Лето кончилось. Моя лихорадка прошла, озноб не возвращался, и я постепенно окреп. А потом начался учебный год, и мы опять стали ходить в школу. В первый же день, идя обычной дорогой, мы увидели, что базар и дома вокруг него ломают кувалдами. Стены были сплошь порушены, а на уцелевших крышах колыхались на ветру красные тряпки. Потолки осели, в комнатах сквозь стекла закрытых окон виднелись на полу куски обмазки, осыпавшейся с глинобитных крыш. В некоторых домах не осталось дверей, и от порога зияли лишь пустые провалы. Кое-где продолжали жить люди. В одном дворе соорудили убежище из ковра и покрывал, в другом – из циновок. У обмелевших хаузов попадались женщины, занятые стиркой. Среди куч строительного мусора на покрытых пылью ветках померанцев все еще блестели глянцевые плоды. И без перерыва стучали кувалды, сыпалась штукатурка, падал битый кирпич. Мы шли. Дядюшка объяснил мне, что на месте базара собираются строить большую фалаку [9] и подводить к ней со всех сторон широкие улицы. Я спросил, что такое фалака. Он не знал. Я спросил, для чего она. Этого он тоже не знал. Мы продолжали идти.
Когда мы пришли в школу, выяснилось, что там серьезные перемены.
В прошлом году, посреди учебного года, инспектор, который приходился братом директору, умер, и учителями стал заведовать новый инспектор. Он был шейхом, носил чалму, но, войдя в школу, скатывал чалму и абу в сверток и только после этого представал перед классом: кербельская печатка на шнурке, повязанном вокруг лба [10], сливовый прут в руке, недобрые смеющиеся глаза и жесткий выговор – «к» он произносил с сильным нажимом, почти как «кх». В прошлом году шейх был нашим учителем и, кроме того, заменял покойного инспектора. Однако теперь, в первый раз придя в школу, мы узнали, что взяли нового учителя шестого класса, который одновременно будет инспектором. Шейх, понятно, переживал, да и злился тоже. Он даже заявил, что больше не придет в школу. А новый учитель, ко всему прочему, оказался дервишем, со здоровенными пышными усами. Так что добавилась еще и общая нелюбовь шейхов к дервишам. В конце концов директор распорядился, что, во-первых, шейх получит повышение, перейдет работать в «среднюю школу» и будет преподавать в пятом классе, то есть опять в моем, и, во-вторых, он освобождается от хлопотной должности инспектора.
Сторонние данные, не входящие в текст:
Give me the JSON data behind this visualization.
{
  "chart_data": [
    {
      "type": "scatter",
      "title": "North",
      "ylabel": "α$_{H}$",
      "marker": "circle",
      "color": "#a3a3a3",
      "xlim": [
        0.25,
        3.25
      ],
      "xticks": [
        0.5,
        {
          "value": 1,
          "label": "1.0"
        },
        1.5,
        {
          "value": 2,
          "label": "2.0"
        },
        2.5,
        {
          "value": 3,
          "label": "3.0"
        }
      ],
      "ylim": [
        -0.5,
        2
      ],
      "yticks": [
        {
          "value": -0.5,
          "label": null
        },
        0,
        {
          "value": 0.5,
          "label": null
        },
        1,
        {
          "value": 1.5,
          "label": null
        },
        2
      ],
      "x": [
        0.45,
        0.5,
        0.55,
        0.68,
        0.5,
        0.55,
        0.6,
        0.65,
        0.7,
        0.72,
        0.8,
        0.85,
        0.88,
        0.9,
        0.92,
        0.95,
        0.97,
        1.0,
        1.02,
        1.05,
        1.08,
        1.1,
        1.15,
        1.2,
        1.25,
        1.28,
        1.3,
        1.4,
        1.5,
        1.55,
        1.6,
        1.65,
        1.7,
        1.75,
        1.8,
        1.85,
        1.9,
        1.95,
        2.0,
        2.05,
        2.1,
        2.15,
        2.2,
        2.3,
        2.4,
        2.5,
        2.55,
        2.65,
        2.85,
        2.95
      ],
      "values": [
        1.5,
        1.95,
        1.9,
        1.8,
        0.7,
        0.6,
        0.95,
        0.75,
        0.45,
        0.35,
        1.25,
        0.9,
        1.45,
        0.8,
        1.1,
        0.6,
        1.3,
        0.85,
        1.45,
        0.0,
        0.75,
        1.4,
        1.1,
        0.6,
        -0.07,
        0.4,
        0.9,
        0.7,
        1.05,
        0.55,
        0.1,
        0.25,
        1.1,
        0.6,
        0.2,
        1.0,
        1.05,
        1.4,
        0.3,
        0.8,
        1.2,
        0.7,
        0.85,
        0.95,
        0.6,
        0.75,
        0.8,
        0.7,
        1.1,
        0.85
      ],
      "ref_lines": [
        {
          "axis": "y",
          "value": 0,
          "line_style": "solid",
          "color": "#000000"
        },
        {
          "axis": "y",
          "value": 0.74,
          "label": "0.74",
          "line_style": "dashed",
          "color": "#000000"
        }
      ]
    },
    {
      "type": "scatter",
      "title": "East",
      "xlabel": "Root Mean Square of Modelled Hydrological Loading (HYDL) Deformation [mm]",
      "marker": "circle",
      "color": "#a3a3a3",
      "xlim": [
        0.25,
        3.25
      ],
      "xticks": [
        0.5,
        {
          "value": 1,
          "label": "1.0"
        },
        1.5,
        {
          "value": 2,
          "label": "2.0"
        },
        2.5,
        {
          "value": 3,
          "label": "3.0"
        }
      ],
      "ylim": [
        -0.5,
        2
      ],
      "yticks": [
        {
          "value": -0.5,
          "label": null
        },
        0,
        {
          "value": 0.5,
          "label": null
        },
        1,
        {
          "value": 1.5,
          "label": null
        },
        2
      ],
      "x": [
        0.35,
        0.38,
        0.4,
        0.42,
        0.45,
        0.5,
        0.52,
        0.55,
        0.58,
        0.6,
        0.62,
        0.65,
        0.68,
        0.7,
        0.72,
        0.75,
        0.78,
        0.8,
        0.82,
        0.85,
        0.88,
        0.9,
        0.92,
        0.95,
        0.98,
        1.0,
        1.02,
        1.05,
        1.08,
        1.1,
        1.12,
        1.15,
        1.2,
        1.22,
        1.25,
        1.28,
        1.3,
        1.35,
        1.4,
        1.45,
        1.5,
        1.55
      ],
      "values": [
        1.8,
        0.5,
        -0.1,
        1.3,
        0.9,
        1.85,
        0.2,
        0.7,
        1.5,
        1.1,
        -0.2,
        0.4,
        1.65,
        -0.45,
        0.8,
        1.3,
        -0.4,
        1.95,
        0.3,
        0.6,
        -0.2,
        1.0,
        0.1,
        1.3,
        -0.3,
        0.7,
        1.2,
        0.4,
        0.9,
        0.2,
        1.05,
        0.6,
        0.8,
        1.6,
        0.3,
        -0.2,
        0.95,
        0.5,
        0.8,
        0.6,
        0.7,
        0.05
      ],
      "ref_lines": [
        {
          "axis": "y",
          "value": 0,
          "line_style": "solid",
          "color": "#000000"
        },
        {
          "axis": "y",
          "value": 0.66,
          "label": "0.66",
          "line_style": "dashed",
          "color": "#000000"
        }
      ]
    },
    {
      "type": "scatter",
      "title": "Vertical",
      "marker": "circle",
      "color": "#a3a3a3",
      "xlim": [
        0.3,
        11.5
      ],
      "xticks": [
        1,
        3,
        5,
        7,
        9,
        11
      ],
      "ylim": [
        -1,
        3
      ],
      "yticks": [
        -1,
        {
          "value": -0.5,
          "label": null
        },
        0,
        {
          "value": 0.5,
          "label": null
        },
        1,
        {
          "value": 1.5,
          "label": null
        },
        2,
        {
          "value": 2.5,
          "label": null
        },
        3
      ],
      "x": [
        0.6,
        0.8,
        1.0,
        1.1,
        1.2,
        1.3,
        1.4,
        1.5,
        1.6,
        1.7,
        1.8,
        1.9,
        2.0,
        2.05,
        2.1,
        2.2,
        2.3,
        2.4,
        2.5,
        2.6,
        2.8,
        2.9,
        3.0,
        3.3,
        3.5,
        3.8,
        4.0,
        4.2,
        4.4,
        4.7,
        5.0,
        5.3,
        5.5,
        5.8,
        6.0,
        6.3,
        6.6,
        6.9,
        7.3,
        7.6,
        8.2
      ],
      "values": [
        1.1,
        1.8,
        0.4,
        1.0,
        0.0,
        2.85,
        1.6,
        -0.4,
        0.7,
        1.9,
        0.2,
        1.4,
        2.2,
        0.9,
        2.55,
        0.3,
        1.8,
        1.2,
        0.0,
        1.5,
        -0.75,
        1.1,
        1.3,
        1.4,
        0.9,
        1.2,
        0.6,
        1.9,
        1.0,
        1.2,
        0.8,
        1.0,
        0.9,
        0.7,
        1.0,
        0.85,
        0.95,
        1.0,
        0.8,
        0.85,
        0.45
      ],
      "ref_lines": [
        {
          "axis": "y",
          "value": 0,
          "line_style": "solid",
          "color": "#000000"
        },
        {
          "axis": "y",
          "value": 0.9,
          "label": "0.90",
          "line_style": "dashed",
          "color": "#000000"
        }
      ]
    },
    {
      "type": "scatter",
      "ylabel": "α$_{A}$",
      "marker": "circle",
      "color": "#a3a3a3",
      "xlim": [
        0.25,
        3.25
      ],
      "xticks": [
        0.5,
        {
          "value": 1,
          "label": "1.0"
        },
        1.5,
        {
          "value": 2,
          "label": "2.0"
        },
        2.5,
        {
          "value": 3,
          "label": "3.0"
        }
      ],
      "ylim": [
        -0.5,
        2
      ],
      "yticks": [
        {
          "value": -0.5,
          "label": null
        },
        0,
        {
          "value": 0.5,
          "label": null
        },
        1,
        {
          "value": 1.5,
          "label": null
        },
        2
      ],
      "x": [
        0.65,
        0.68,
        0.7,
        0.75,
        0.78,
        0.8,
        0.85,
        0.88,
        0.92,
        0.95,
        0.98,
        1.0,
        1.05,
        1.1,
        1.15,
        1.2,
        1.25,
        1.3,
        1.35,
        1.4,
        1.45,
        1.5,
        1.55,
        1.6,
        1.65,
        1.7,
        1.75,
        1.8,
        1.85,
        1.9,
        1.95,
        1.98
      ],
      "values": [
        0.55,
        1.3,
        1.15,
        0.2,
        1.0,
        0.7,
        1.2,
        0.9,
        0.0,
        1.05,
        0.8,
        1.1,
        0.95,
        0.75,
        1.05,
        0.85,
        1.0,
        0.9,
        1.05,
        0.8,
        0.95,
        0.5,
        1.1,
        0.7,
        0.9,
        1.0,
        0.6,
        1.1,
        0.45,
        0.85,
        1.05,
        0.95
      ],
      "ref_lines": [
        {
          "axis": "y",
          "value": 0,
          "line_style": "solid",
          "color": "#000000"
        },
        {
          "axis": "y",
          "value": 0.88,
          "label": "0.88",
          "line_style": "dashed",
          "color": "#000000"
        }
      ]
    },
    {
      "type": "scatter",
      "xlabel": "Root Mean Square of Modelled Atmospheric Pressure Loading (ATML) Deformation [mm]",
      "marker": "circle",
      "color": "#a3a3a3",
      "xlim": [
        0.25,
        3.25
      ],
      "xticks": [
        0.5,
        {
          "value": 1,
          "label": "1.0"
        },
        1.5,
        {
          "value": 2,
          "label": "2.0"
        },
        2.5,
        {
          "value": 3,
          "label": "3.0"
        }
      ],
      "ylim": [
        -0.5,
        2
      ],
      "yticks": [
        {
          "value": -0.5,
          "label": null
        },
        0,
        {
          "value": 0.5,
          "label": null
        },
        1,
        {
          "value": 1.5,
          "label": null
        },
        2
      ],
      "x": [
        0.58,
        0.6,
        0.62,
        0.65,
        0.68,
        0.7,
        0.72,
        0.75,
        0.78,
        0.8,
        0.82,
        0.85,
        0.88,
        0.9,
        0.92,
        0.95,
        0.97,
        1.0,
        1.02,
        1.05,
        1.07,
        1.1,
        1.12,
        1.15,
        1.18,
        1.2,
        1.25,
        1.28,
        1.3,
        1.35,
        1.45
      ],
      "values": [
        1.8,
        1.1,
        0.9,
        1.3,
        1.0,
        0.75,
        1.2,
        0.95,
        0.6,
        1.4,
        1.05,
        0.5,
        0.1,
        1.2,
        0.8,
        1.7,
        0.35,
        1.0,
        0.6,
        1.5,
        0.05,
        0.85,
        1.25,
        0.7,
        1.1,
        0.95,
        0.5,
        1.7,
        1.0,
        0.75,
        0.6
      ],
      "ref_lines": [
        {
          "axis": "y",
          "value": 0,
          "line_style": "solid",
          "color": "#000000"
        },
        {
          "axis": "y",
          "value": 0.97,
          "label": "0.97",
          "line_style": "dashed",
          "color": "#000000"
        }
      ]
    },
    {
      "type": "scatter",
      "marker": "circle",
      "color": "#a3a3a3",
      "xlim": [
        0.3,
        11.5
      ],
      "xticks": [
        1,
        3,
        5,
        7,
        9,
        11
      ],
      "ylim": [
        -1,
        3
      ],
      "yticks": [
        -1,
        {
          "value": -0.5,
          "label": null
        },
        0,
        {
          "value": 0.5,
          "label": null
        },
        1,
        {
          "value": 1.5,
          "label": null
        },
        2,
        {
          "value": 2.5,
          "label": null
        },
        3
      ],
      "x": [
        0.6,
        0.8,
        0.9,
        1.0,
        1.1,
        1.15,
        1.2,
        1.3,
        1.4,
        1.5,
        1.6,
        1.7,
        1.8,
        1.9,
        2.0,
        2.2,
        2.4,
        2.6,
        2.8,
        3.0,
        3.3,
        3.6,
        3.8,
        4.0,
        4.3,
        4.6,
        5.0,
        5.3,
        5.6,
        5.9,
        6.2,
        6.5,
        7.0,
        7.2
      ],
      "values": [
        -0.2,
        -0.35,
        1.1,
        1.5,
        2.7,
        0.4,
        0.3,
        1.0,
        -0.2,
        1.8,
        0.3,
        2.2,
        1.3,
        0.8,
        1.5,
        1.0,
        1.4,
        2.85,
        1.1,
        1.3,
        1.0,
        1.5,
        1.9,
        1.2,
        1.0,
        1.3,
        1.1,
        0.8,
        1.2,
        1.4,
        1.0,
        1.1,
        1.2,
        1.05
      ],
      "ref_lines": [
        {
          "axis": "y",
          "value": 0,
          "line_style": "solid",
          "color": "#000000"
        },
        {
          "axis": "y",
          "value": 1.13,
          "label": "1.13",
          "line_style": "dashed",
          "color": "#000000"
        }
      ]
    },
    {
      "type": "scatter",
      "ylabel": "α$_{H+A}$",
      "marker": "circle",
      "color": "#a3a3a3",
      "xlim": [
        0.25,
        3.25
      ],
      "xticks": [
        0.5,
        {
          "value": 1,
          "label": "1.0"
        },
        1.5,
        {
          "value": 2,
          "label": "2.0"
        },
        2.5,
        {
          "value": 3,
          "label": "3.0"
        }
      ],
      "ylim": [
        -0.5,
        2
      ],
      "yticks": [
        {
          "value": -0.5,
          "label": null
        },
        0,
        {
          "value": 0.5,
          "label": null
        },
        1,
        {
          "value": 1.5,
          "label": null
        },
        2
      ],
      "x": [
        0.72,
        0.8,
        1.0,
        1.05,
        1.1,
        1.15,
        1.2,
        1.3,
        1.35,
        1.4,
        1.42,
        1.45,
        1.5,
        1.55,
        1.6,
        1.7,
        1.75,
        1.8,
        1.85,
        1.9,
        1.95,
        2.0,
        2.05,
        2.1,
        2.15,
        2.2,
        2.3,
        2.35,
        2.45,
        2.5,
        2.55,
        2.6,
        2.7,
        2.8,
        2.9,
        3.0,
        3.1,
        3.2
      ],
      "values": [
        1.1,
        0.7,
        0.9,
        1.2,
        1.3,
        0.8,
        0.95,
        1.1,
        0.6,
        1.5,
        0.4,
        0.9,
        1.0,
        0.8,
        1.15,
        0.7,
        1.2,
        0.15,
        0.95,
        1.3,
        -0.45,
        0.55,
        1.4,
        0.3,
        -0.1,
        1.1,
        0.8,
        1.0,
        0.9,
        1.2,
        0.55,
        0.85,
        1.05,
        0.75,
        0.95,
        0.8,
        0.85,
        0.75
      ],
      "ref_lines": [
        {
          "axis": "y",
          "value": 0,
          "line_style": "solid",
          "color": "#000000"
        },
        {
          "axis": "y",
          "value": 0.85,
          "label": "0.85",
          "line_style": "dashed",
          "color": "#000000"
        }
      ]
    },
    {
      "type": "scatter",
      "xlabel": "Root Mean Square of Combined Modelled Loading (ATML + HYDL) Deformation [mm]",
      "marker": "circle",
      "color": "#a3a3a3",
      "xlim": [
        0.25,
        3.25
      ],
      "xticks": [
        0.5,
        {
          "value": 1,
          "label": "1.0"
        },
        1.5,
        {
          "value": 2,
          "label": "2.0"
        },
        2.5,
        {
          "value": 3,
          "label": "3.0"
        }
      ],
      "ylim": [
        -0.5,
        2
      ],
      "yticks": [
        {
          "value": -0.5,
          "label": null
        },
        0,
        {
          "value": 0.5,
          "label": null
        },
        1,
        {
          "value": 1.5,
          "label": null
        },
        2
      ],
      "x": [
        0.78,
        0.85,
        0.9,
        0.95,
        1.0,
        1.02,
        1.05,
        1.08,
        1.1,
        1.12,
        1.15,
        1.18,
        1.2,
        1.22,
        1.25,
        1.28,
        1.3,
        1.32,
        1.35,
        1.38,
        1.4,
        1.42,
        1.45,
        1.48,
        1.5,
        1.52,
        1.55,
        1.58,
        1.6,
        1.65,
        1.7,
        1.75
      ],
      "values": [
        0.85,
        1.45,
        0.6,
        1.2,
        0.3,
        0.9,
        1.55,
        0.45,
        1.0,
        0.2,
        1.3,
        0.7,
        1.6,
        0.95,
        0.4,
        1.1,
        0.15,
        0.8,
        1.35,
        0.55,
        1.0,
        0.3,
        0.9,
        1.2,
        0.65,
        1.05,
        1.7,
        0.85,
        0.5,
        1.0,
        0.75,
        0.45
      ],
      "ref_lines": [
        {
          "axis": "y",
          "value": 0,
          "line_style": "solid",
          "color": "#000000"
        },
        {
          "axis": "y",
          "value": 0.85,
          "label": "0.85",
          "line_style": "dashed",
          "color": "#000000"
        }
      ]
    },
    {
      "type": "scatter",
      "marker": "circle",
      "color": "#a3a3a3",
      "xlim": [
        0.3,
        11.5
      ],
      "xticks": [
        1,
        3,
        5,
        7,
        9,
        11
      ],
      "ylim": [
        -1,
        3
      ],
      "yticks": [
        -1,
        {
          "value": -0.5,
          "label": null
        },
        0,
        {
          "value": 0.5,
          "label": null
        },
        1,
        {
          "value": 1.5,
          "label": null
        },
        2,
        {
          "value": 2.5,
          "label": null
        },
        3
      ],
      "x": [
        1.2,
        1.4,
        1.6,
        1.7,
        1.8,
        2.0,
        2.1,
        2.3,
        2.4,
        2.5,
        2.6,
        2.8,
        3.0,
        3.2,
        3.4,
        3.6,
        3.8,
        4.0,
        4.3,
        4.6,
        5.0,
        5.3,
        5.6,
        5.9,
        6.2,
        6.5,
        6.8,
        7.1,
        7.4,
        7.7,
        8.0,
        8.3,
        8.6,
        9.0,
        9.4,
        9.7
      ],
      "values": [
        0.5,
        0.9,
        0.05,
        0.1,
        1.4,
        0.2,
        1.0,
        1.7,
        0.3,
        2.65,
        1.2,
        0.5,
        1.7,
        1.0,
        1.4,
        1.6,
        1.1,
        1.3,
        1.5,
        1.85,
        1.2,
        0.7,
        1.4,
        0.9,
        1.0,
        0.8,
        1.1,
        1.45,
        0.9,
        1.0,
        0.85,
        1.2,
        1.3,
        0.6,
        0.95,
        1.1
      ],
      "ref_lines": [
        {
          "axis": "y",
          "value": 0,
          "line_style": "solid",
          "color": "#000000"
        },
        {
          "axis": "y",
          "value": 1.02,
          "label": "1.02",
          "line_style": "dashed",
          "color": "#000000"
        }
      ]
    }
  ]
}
Наш с шейхом переход в среднюю школу выразился в том, что мы, то есть пятый класс, расстались с уголком двора и перешли в конец школьного сада. Сначала для нас натянули тент, и в первые недели осени мы на уроках прислушивались к голосу ветра, заплетающего ветки сосен, смотрели, как тихо, неслышно падают листья, возятся в пыли вороны и семена кленов, похожие на стрекозиные крылья, вертясь волчком, несутся к земле. Позже, с наступлением холодов, нас перевели в оранжерею. Три стены в ней были сплошь застеклены, а внутри, по всем четырем сторонам, ступеньками стояли горшки герани и еще кадки с сиренью и лимонным деревом. Там поставили скамейки, и мы, окруженные горьковато пахнущей геранью, казались какими-то инородными особями, изучающими грамматику и стилистику, а также дроби, проценты, пропорции и плюс к тому геометрию, географию и историю.